10x Research states that the current environment is not one of broad-based gains, nor is passive waiting advisable. The next phase will place greater emphasis on discipline, strategic rules, and active position management. Clear risk control will be key to distinguishing profitable traders from market noise. While most investors await headlines for direction, traders should focus on market structure and signal verification.

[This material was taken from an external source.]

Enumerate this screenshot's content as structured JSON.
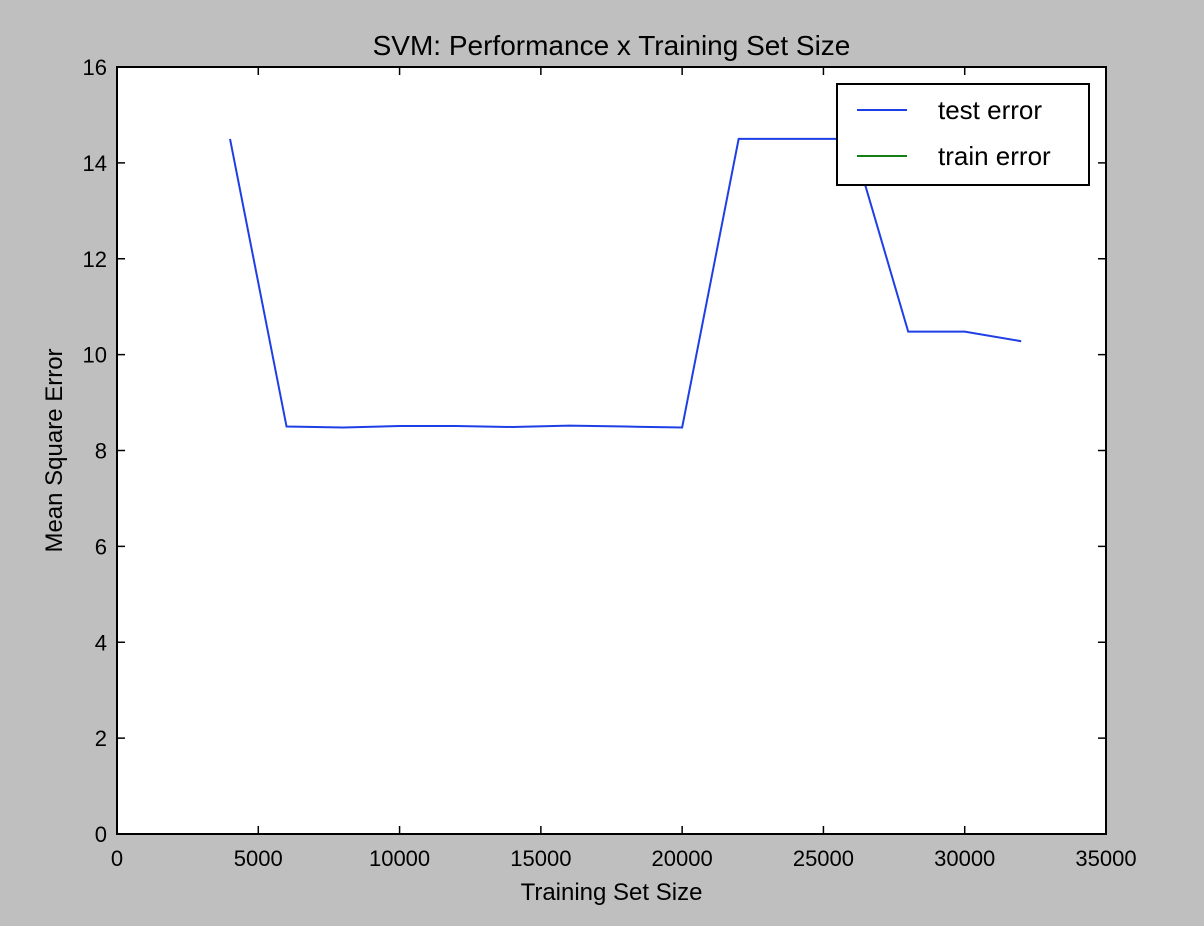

Analysts at blockchain analytics platform Santiment noted strong sentiment among cryptocurrency market participants on social media at the start of the year, but cautioned that further market gains depend on retail investors' ability to remain rational. "We need retail investors to maintain a certain level of caution, a certain level of pessimism, and a certain level of impatience," said Santiment analyst Brian Quinlivan in a YouTube video released Saturday. While other crypto sentiment indicators show fear among market participants, Quinlivan stated that Santiment's social media data points in the opposite direction. "The current sentiment is very positive," he said. "Usually this is somewhat worrying, but this could just be a normal post-holiday rebound." Quinlivan said he is not overly concerned about a "massive surge of FOMO," but added that such sentiment could flood the market if Bitcoin quickly climbs to $92,000.
However, the data chart also reveals some pessimism in the market.

Glassnode recently tweeted that the slowdown in fund inflows coincides with long-term holders increasing their profit-taking. This situation is gradually emerging as BTC prices fluctuate within a narrow range. This reflects increasing investor fatigue over time, a common characteristic of prolonged bear markets.